Description:

HelloID Provisioning already supports the following targeted actions via the UI:

- Re-enforce a granted entitlement (Business > Persons > Entitlements)

- Update a single account / Update all accounts (Enforcement > Update accounts)

- Unmanage an entitlement (Business > Persons > Entitlements)

- Retry failed entitlement action

None of these are accessible via the HelloID API. They can only be triggered manually through the UI.

The gap:

When a Service Automation workflow modifies Active Directory attributes (e.g. proxyAddresses, mail, userPrincipalName), those changes need to be propagated to downstream target systems via their Provisioning connectors. This cannot be automated because:

1. Enforcement only triggers on source system changes or business rule modifications — not on attribute changes made by Service Automation.

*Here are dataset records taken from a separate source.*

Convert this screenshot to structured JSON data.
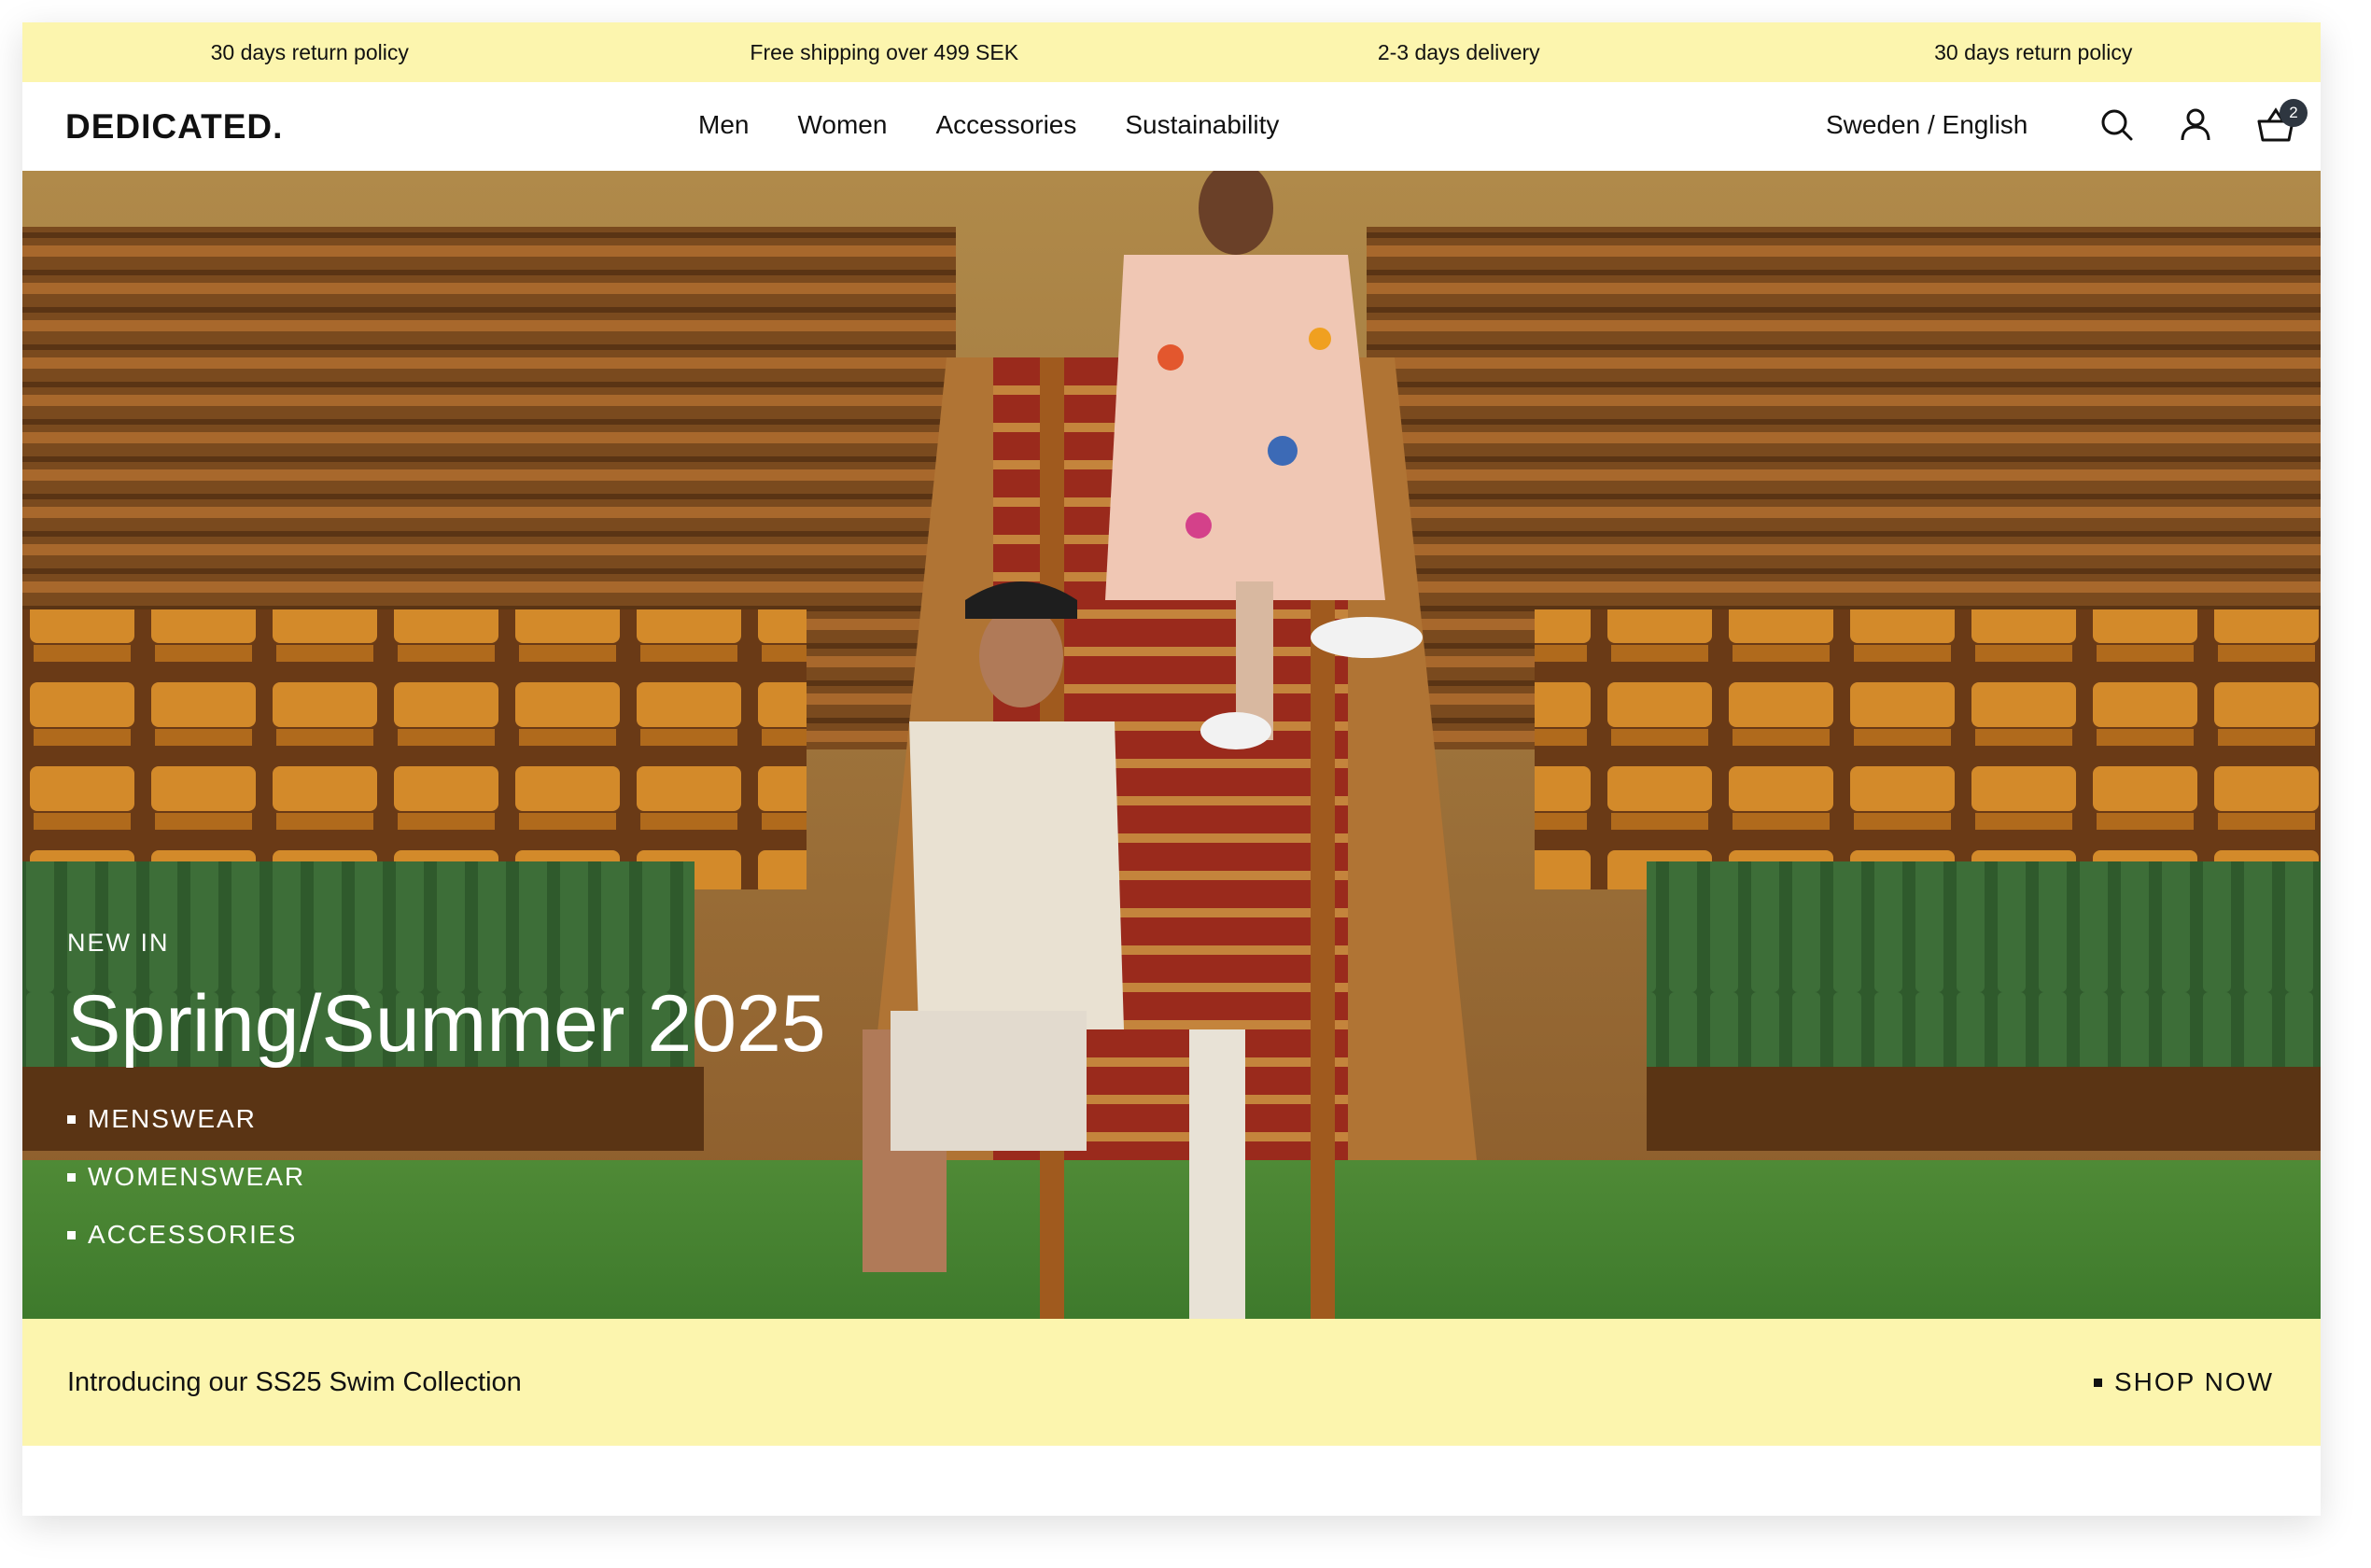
{
  "announcement": {
    "items": [
      "30 days return policy",
      "Free shipping over 499 SEK",
      "2-3 days delivery",
      "30 days return policy"
    ]
  },
  "header": {
    "logo": "DEDICATED.",
    "nav": [
      "Men",
      "Women",
      "Accessories",
      "Sustainability"
    ],
    "locale": "Sweden / English",
    "cart_count": "2",
    "icons": [
      "search-icon",
      "account-icon",
      "cart-icon"
    ]
  },
  "hero": {
    "eyebrow": "NEW IN",
    "headline": "Spring/Summer 2025",
    "links": [
      "MENSWEAR",
      "WOMENSWEAR",
      "ACCESSORIES"
    ]
  },
  "promo": {
    "text": "Introducing our SS25 Swim Collection",
    "cta": "SHOP NOW"
  },
  "colors": {
    "announcement_bg": "#fcf5ae",
    "text": "#111111",
    "badge": "#2e3640"
  }
}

2. The UI actions above exist precisely for this purpose, but are UI-only.

3. Workarounds either introduce latency (waiting for the next scheduled enforcement) or bypass Provisioning entirely, losing audit trail and governance.

Request:

Expose the existing UI actions as API endpoints:

POST /provisioning/persons/{PersonGuid}/entitlements/{EntitlementGuid}/re-enforce

POST /provisioning/persons/{PersonGuid}/accounts/{AccountGuid}/update

POST /provisioning/persons/{PersonGuid}/entitlements/{EntitlementGuid}/unmanage

POST /provisioning/entitlement-actions/{ActionGuid}/retry

No new behavior is needed — just programmatic access to what already exists in the UI, authenticated via API key and respecting existing thresholds and exclusions.

A full enforcement is not a suitable alternative: it affects all persons and all target systems, introduces unnecessary load, and may trigger unintended changes across the entire tenant.

Exposing these targeted actions via API would enable fully automated, end-to-end identity workflows while preserving the governance and audit trail that HelloID Provisioning provides.